Sunday, October 14, 2007

Convert polar coordinates to Cartesian

When I want to calculate the coordinates of a location (e.g., a nest or burrow) based on distance and bearing from a grid point, this function helps me avoid writing down SOH-CAH-TOA every time.

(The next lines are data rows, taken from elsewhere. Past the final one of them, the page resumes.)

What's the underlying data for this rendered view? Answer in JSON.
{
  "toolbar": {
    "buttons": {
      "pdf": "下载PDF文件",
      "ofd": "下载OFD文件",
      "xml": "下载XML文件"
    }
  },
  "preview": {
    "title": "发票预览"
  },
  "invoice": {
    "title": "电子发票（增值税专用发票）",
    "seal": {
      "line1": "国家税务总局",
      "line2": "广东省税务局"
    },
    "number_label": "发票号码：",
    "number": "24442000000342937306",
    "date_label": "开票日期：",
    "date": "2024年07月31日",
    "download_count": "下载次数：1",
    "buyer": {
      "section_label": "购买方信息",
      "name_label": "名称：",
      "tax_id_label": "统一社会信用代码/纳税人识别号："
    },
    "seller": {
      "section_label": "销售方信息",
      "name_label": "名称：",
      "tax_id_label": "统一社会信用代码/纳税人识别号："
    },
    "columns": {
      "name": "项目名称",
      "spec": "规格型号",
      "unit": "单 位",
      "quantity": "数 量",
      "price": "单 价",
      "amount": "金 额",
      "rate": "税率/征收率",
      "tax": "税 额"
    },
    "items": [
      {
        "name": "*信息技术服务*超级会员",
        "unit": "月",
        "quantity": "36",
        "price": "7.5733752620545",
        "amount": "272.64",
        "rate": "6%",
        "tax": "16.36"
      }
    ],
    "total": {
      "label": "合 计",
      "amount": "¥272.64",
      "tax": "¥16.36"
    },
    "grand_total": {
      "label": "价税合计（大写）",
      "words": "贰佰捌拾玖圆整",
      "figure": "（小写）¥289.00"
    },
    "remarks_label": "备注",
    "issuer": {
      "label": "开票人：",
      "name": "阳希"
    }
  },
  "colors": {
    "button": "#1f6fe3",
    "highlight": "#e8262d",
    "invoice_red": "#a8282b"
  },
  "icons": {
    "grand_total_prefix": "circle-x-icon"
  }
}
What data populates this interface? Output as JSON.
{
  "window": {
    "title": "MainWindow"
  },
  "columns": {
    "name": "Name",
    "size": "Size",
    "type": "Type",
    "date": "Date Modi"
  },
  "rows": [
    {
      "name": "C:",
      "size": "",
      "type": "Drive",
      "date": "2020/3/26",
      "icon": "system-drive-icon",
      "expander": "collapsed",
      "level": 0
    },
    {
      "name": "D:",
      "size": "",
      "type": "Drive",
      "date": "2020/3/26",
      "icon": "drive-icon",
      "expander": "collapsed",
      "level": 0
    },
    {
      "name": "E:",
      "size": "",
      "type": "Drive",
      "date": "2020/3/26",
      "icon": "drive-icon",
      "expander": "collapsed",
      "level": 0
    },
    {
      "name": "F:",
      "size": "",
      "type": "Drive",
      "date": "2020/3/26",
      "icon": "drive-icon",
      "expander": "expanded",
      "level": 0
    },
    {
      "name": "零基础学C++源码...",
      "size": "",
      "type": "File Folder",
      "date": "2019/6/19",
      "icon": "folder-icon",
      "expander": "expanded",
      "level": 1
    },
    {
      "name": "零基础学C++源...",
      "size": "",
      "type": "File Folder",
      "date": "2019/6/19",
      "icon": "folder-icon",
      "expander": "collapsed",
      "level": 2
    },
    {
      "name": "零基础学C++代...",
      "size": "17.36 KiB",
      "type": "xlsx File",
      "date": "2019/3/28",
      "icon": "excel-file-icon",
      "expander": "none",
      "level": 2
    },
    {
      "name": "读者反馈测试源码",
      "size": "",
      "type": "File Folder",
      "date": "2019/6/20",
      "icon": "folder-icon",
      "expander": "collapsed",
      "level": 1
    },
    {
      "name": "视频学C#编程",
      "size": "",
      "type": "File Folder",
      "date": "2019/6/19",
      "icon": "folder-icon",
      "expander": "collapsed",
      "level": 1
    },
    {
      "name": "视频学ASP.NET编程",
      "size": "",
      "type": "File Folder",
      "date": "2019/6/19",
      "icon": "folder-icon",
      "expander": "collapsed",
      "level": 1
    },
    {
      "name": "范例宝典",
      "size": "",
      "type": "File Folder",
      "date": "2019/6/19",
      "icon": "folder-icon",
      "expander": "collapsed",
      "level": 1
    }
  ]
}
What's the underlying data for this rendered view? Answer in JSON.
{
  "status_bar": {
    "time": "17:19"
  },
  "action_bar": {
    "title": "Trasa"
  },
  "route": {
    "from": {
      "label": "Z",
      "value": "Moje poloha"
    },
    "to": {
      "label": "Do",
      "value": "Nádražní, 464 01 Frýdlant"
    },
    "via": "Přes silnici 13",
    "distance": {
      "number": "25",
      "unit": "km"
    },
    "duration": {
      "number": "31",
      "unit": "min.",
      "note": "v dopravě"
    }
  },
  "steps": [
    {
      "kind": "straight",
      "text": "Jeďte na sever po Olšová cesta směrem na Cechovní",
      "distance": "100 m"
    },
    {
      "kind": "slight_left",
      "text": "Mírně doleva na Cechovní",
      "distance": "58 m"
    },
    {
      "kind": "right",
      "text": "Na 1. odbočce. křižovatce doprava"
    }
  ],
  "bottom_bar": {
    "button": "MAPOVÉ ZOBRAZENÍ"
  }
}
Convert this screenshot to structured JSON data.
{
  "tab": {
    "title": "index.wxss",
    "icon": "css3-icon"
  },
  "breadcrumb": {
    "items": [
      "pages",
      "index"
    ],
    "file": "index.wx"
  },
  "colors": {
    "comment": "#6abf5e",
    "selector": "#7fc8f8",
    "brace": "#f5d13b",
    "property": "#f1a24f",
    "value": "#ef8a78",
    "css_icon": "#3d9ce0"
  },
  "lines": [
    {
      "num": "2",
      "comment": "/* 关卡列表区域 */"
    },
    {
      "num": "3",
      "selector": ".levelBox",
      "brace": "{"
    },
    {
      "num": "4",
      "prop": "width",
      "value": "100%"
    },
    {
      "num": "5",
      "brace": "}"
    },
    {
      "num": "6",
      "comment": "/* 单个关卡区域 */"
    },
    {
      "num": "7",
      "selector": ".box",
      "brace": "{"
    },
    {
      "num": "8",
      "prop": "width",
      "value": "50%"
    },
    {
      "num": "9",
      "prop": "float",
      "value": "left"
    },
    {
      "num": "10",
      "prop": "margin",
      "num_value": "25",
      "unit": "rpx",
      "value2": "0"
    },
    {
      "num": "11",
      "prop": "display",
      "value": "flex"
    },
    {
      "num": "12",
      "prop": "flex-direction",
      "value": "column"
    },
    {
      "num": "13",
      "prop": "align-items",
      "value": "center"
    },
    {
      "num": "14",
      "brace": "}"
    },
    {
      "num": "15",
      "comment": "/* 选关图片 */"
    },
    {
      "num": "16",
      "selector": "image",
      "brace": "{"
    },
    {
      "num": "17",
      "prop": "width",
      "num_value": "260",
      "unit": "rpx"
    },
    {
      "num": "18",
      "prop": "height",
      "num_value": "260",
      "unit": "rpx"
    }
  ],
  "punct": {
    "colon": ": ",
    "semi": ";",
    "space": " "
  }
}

Just note that the bearing in this case is from the grid point (known location) to the unknown location.

polar2cart<-function(x,y,dist,bearing,as.deg=FALSE){
## Translate Polar coordinates into Cartesian coordinates
## based on starting location, distance, and bearing
## as.deg indicates if the bearing is in degrees (T) or radians (F)

if(as.deg){
##if bearing is in degrees, convert to radians
bearing=bearing*pi/180
}

newx<-x+dist*sin(bearing) ##X
newy<-y+dist*cos(bearing) ##Y
return(list("x"=newx,"y"=newy))
}


##Example

oldloc=c(0,5)
bearing=200 #degrees
dist=5

newloc<-polar2cart(oldloc[1],oldloc[2],dist,bearing,TRUE)
plot(oldloc[1],oldloc[2],xlim=c(-10,10),ylim=c(-10,10))
points(newloc$x,newloc$y,col="red")

Wednesday, October 3, 2007

Reorder factor levels

Very often, especially when plotting data, I need to reorder the levels of a factor because the default order is alphabetical. There must be many ways of reordering the levels; however, I always forget which package to look in. A direct way of reordering, using standard syntax is as follows:
## generate data
x = factor(sample(letters[1:5],100, replace=TRUE))

print(levels(x)) ## This will show the levels of x are "Levels: a b c d e"

## To reorder the levels:
## note, if x is not a factor use levels(factor(x))

x = factor(x,levels(x)[c(4,5,1:3)])

print(levels(x)) ## Now "Levels: d e a b c"
In this case, the level order could be set in the first line; however, if there are many levels (and you don't want to type out all of the levels explicitly), the above method is preferred. Again, if there is a better way to do this, please let me know in the comments.